The HR Audit Checklist: 10 Areas Every Small Business Should Review
Most compliance problems are visible before they become expensive. A systematic HR audit finds them first.
An HR audit finds exposure before a regulator or lawyer does. Here are the ten areas every small business should review.
Why an HR audit matters at the small company stage
Most employment law violations at small companies are not intentional. They happen because someone set up a process without knowing the rules, or because the business grew past a compliance threshold without anyone noticing. An audit surfaces these gaps systematically.
The goal is not to generate a list of failures. It is to understand your actual risk exposure and prioritize what to fix first. Most companies find two or three genuinely urgent items and a longer list of lower-priority improvements.
The ten areas to review
A thorough HR audit covers the following areas, each of which carries its own set of legal requirements and practical risks.
- Worker classification: Review every contractor relationship using the IRS behavioral and financial control tests. Misclassification is the highest-penalty compliance risk at most small companies.
- Employee handbook: Confirm your handbook is up to date, has been distributed and acknowledged by all employees, and includes all legally required policies for your state.
- Job descriptions: Verify that every role has a written job description and that the descriptions accurately reflect the work being performed. Outdated descriptions create FLSA and ADA exposure.
- Wage and hour compliance: Review overtime calculations, exempt status classifications, meal and rest break practices, and pay stub requirements for your state.

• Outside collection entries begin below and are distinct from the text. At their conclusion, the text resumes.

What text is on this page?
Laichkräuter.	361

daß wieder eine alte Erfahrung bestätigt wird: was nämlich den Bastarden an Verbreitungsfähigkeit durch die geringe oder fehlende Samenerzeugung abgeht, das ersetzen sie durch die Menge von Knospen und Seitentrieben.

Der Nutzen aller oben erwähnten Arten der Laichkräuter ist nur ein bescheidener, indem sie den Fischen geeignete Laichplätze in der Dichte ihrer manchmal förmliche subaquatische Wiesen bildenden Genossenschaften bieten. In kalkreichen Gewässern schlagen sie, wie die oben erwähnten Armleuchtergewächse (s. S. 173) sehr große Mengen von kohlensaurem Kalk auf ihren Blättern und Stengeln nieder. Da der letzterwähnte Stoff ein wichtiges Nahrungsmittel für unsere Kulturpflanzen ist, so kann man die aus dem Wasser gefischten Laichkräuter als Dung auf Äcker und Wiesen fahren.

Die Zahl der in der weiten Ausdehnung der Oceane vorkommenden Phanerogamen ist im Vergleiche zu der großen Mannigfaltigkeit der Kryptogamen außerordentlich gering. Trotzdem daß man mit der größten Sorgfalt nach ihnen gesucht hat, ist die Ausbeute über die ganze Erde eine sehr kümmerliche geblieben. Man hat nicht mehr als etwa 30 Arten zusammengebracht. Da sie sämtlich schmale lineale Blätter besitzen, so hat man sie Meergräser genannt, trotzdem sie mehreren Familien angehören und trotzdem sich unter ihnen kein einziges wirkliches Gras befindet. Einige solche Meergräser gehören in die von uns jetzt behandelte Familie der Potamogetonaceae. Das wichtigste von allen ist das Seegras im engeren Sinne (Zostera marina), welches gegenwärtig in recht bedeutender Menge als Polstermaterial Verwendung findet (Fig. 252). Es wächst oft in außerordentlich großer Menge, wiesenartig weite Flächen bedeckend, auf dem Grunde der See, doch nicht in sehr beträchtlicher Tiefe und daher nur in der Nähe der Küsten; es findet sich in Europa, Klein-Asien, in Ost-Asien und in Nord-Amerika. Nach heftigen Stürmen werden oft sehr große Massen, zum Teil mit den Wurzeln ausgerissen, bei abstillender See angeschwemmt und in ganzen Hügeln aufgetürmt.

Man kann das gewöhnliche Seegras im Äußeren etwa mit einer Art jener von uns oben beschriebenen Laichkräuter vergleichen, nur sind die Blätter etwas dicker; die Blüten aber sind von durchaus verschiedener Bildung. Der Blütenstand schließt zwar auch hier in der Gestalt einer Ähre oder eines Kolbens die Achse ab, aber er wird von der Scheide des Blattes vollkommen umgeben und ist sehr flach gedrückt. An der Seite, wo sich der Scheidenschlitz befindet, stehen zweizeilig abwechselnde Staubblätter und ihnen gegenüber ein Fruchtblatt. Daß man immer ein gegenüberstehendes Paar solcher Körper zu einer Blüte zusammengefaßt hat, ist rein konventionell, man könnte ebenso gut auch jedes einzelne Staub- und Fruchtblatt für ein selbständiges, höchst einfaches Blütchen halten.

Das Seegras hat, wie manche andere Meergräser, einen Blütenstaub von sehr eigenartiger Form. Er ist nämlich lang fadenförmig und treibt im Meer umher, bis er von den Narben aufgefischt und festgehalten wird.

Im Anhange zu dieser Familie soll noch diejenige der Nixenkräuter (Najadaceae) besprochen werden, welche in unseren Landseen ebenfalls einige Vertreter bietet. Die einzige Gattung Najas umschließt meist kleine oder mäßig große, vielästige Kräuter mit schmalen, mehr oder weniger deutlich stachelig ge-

- I-9 compliance: Audit your I-9 files for completeness and timing. Missing or incomplete I-9s carry per-violation fines that compound quickly.
- Leave administration: Confirm you are tracking FMLA (if you are covered), ADA accommodations, and any state-specific leave entitlements consistently.
- Performance documentation: Review whether terminations in the past 12 to 24 months are supported by a documented performance record. Undocumented terminations are your most common employment litigation exposure.
- Pay equity: Run a basic pay equity analysis by role and review for unexplained gaps by gender or race. Even informal analysis is better than none.
- Personnel file maintenance: Confirm that personnel files are complete, properly separated (medical records must be kept separate), and secured with appropriate access restrictions.
- Benefits compliance: Review your health plan documents, COBRA notices, and retirement plan compliance if applicable. Benefits errors are common and can carry significant penalties.
What to do with the results
Prioritize findings by risk level: items that carry regulatory penalties or active litigation exposure should be addressed first, within 30 days. Structural improvements like updating your handbook or improving documentation practices can follow on a 60 to 90 day timeline.
Document the audit itself and your remediation plan. If you are ever subject to a regulatory inquiry or lawsuit, evidence that you identified a problem and took action to fix it is meaningful. Evidence that you knew about a problem and ignored it is not.